Yukarıda bahsi geçen Bizans’ın Türkler’i Anadolu’dan atmak üzere batıdan askeri yardım istemesi konusu Aleksios Komnenos zamanında yeniden gündeme geldi. Bu kez Papa II. Urbanus (1088-1099) doğuya sefer fikrinin sadece savunucusu olmakla kalmadı bu tarihi olayın fiiliyata geçmesinin de baş aktörü oldu. Haçlı Seferlerinin başladığının resmi ilanı kabul edilen Clermont Konsili’ndeki tarihi konuşmasında o, şöyle diyordu: “Bildiğiniz gibi Türkler Marmara Denizi kıyısındaki Roma topraklarına kadar ilerlediler...Eğer onlara müsaade ederseniz, Tanrının müminlerini yenip topraklarını fethetmeye devam edecekler”.
Haçı ilk kabul edip hızla harekete geçen grup Pirre I’Ermite idaresinde toplanan ve savaşçılıkla ilgisi olmayan bir gruptu. Halkın Haçlı Seferi olarak adlandırılan bu harekette Pierre ve beraberindekiler Balkanlardaki Bizans arazisinde türlü olaylar çıkararak İstanbul’a ulaştılar. İstanbul’da soygun ve yağmaya girişen bu grup imparator tarafından 6 Ağustos 1096 tarihinde Anadolu yakasına geçirildi.

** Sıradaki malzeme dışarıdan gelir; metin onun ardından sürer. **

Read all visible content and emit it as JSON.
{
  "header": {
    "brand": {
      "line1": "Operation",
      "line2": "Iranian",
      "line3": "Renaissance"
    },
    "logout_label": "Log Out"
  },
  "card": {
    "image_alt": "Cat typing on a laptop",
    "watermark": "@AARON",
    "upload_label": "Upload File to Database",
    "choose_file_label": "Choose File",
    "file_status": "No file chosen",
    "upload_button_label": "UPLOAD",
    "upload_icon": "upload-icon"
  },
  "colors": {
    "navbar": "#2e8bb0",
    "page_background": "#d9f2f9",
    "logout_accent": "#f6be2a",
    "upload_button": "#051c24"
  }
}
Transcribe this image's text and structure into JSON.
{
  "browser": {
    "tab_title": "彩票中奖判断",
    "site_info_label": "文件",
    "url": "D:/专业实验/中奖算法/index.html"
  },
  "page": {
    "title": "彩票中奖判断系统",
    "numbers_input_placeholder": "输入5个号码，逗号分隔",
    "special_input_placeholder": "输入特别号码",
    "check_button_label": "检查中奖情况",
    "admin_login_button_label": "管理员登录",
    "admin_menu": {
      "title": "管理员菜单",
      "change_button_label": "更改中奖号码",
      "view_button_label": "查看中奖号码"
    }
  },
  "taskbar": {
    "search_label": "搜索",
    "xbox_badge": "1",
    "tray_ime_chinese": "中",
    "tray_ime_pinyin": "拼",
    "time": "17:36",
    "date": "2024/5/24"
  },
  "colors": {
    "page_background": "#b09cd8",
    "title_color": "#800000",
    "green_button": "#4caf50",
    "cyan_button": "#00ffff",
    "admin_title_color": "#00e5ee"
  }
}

Marmara Denizi kıyısından, İzmit Körfezi boyunca yol alan Haçlılar Kibotos’ta (Hersek) bulunan Bizans karargahına vardılar. İzmit’ten geçen ilk Haçlı kuvvetleri bu gruptu. İzmit, daha sonra gelecek Haçlı birlikleri için de Anadolu’ya geçme güzergahında bir yol ve toplanmak için bir ordugâh oldu. Pierre I’Ermite idaresindekiler Türkler ile ilk temas kuran Haçlılardır. Bölgede yaptıkları ise Haçlı gerçeğini gözler önüne serdi. Müslümanlardan öc almak ve doğu Hristiyanlarını kurtarmak gibi idealler ile yola çıktıklarını iddia eden Haçlılar Ortodoksları da kendilerinden görmüyor ve onlara karşı düşmanca hisler besliyorlardı. Nitekim İzmit’ten geçen bu ilk Haçlı grubu ilerledikleri bölgelerde yerli halka saldırdılar, hırsızlık yaptılar, kiliseleri bile yakıp yıktılar. Öyle ki Alexiad’da yazılanlara göre “korkunç bir katliama girişerek, bebekleri bile mızraklarına geçirip ateşte kızarttılar”. Bu sefer, Haçlıların 21 Ekim 1096 tarihindeki Drakon Savaşı’nda Türklere yenilmeleri ile son buldu.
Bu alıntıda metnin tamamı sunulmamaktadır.